糸のように細い茎の先に小さな白いつぼみをつけたヒメイチゲも、気温が上がり始めるまでは顔を上げようとしません。じっと、うつむいたままで暖かくなるのを待っています。まだ主役たちが舞台に上がる前の森の中を、ゆっくりゆっくり歩きました。大きな松ぼっくりがきれいな形のまま落ちていました。オレンジ色がかった茶色に、灰色の縁取りがあります。きっと、去年の秋に落ちたものなのでしょう。雪に埋もれて冬を越したその色には、まだ瑞々しさが残っています。
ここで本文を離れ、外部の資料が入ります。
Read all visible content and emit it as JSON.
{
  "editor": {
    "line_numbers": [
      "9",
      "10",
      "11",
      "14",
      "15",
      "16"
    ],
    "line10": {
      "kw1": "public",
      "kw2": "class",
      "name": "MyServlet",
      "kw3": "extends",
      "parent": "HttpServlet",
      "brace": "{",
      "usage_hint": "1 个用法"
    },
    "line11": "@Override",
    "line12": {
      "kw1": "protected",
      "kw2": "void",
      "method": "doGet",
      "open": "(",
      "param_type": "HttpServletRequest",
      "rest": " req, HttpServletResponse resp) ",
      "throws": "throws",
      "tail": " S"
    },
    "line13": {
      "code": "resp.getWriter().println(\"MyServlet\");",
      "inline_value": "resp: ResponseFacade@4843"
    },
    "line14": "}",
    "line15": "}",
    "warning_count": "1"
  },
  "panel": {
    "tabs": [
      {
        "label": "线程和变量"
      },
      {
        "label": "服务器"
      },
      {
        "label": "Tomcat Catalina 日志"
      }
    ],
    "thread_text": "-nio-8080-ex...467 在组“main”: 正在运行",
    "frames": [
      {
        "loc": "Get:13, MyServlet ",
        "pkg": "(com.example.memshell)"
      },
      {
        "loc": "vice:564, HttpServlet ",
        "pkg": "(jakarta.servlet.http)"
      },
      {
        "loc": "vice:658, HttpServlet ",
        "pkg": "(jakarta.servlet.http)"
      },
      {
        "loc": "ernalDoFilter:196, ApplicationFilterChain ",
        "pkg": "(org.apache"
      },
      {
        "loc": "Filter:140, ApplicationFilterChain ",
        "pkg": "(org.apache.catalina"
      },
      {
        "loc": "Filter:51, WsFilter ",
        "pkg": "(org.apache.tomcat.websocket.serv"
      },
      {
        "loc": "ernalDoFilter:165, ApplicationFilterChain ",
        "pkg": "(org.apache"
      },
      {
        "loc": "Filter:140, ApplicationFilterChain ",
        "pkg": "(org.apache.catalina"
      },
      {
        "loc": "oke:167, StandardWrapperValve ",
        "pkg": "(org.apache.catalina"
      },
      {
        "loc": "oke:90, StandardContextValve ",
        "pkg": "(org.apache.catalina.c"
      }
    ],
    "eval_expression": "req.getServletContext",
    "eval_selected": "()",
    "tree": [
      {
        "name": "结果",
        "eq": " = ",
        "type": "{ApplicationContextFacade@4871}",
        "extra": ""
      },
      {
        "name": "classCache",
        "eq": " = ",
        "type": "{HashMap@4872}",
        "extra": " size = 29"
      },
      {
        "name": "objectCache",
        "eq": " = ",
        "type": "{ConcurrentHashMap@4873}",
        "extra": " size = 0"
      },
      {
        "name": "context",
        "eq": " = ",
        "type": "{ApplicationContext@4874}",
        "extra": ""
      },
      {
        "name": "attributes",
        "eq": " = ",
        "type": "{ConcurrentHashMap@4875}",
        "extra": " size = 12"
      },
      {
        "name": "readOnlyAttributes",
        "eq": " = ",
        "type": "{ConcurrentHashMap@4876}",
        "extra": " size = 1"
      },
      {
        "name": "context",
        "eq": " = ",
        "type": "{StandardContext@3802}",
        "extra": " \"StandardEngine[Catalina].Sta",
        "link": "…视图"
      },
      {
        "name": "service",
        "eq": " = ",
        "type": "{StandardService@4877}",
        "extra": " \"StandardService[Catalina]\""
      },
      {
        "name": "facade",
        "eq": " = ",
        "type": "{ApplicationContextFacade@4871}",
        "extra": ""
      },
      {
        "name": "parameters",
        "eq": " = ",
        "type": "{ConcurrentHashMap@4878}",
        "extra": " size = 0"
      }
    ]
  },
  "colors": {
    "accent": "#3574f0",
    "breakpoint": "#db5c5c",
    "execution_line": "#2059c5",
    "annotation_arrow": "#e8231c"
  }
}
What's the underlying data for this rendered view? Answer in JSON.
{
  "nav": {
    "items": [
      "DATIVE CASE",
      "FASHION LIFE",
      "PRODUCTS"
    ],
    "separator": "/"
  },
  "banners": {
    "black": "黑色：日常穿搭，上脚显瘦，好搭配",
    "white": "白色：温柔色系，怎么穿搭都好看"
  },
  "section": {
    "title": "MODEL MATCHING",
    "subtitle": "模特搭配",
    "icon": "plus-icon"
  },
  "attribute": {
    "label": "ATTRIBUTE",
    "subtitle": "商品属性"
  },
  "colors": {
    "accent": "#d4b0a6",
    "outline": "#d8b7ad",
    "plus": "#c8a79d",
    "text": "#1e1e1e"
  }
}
真上からのぞき込むと、花のようにきれいな形なので、今日は松ぼっくりをテーマにしようか、などと考えながら歩いていました。
森を抜けて明るい空を見上げると、今度はカラマツの枝に松ぼっくりがついていることに気付きました。花豆ほどの大きさの、生まれたばかりの赤ちゃん松ぼっくりです。柔らかな黄緑色はほんのりとピンクで飾られて、まさに花びらのような色合いです。こんなきれいな時期があったのですね。松ぼっくりは"秋"という既成概念がどこかへ行ってしまいそうです。他の種類の赤ちゃん松ぼっくりはどんな風なのでしょう。近いうちに、また、森歩きをしなくては!楽しみがまた増えました。